Staff Picks: Pacific Northwest Travel

The Pacific Northwest is a great place to be in the summer and the University of Washington Press publishes books that can help you unlock the historical, natural, and cultural wonders of this region. We asked several press staff members what books they recommend to friends and family  members traveling to the area and have included a few of those responses below. Browse this album for a more complete listing of our regional titles and enjoy a 20 percent discount on all of those titles for the entire month of June. Just reference code WPNW when ordering online or at 1-800-537-5487.

Marianne Keddington-Lang, former Senior Acquisitions Editor

How to Read the American West: A Field Guide
By William Wyckoff

“What better way to spend the summer than discovering a new way to look at the landscapes of the American West. In this beautifully illustrated field guide, Bill Wyckoff reveals surprising patterns and asks intriguing questions about how people have adapted to and changed the region. Tuck this fine book in your car or backpack and explore.”

Mary Ribesky, Assistant Managing Editor

Discovering Totem Poles: A Traveler’s Guide
By Aldona Jonaitis

“Visitors to the Northwest can create a unique travel journey using this full-color guide to totem poles of the Inside Passage. Vibrant maps locate more than fifty poles in destinations ranging from Seattle to Juneau. A must for the traveler who loves Northwest Native arts and culture.”



Linda Tom, Credit and Accounts Receivable Manager

Exploring Washington’s Past: A Road Guide to History
By Ruth Kirk and Carmela Alexander

“It offers interesting facts about many Washington state communities. A nice book to have while exploring the state, the index also allows you to search by town or people that developed its history.”


 Tim Zimmermann, Assistant Acquisitions Editor

Hiking Washington’s History
By Judy Bentley

“I can’t decide if Hiking Washington’s History is a trail guide with really engaging history or an accessible state history based around well-chosen hikes. It’s a great way to learn about the exploration and settlement of Washington, about its indigenous peoples’ relationship with the land, and about its weird trivia, all while experiencing the state’s natural beauty.”


Kirby-Diane Murphy,  Production Coordinator

No-No Boy
By John Okada

“The year was 1977. I was a recent transfer student to the UW. As a struggling art student far from home, I sought solace in the many used bookstores on the Ave. One book I picked up was No-No Boy by John Okada. A very moving story set in my new home Seattle (and on the UW campus). I walked the same streets and smelled the same smells. I couldn’t put the book down and remember finishing it in one sitting. I used it as my personal walking tour of Seattle’s International District and looked for other landmarks mentioned in the book. I never dreamed I would be working for the publisher of this book, nor could I have imagined I’d be handling the production of future reprints of No-No Boy. Every time I send this title off to the printer for reprinting, I can’t help but remember the cold, rainy day when I first held this book in my hands. (As a little aside to Mariners fans, the main character’s name is Ichiro.)

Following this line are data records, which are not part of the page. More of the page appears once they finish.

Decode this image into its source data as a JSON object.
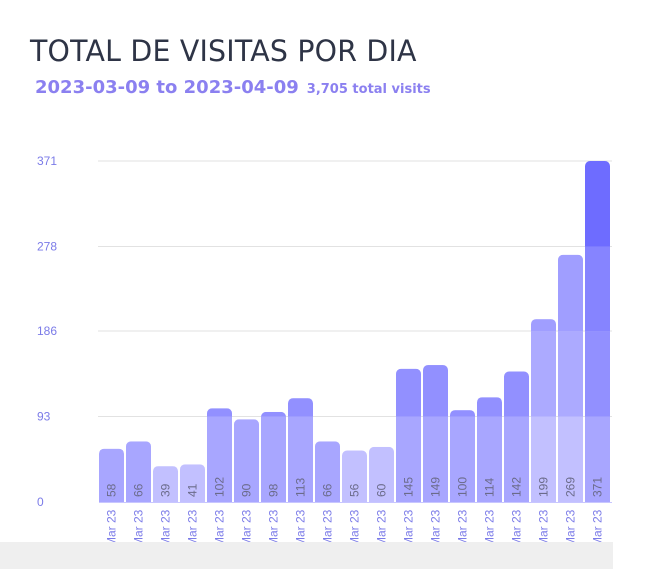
{
  "header": {
    "title": "TOTAL DE VISITAS POR DIA",
    "date_range": "2023-03-09 to 2023-04-09",
    "total_visits": "3,705 total visits"
  },
  "colors": {
    "title": "#2e3446",
    "accent": "#8b80f0",
    "tick": "#7b7be8",
    "grid": "#e2e2e2",
    "bar_normal": "#a8a6ff",
    "bar_light": "#c2c0ff",
    "bar_label": "#6b6b8a"
  },
  "chart_data": {
    "type": "bar",
    "title": "TOTAL DE VISITAS POR DIA",
    "xlabel": "",
    "ylabel": "",
    "ylim": [
      0,
      371
    ],
    "yticks": [
      "0",
      "93",
      "186",
      "278",
      "371"
    ],
    "ytick_values": [
      0,
      93,
      186,
      278,
      371
    ],
    "grid": true,
    "categories": [
      "Mar 23",
      "Mar 23",
      "Mar 23",
      "Mar 23",
      "Mar 23",
      "Mar 23",
      "Mar 23",
      "Mar 23",
      "Mar 23",
      "Mar 23",
      "Mar 23",
      "Mar 23",
      "Mar 23",
      "Mar 23",
      "Mar 23",
      "Mar 23",
      "Mar 23",
      "Mar 23",
      "Mar 23"
    ],
    "values": [
      58,
      66,
      39,
      41,
      102,
      90,
      98,
      113,
      66,
      56,
      60,
      145,
      149,
      100,
      114,
      142,
      199,
      269,
      371
    ],
    "light_bars": [
      false,
      false,
      true,
      true,
      false,
      false,
      false,
      false,
      false,
      true,
      true,
      false,
      false,
      false,
      false,
      false,
      true,
      true,
      false
    ],
    "data_labels": true
  }
}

As I retire next month, I recently completed the 16th and LAST reprint of our original edition of  No-No Boy. This August a brand new edition of No-No Boy will be available. A new cover with a haunting original drawing has been designed. Besides new cover, a foreword by Ruth Ozeki has been added to this important work by John Okada. Here’s to a long title life for one of my favorite books.”

1 thought on “Staff Picks: Pacific Northwest Travel

  1. sandvick

    Reblogged this on and commented:
    As a resident of the Pacific Northwest, I thought it would be fun to share books that the staff of the University of Washington Press blog believed were perfect for traveling throughout the region this summer. These books cover the historical, natural and cultural features of the region. The books include:
    1. William Wyckoff, How to Read the American West: A Field Guide
    2. Aldona Jonaitis, Discovering Totem Poles: A Traveler’s Guide
    3. Ruth Kirk and Carmela Alexander, Exploring Washington’s Past: A Road Guide to History
    4. Judy Bentley, Hiking Washington’s History
    Double secret tip: It rarely rains here in the summer. Don’t tell anyone.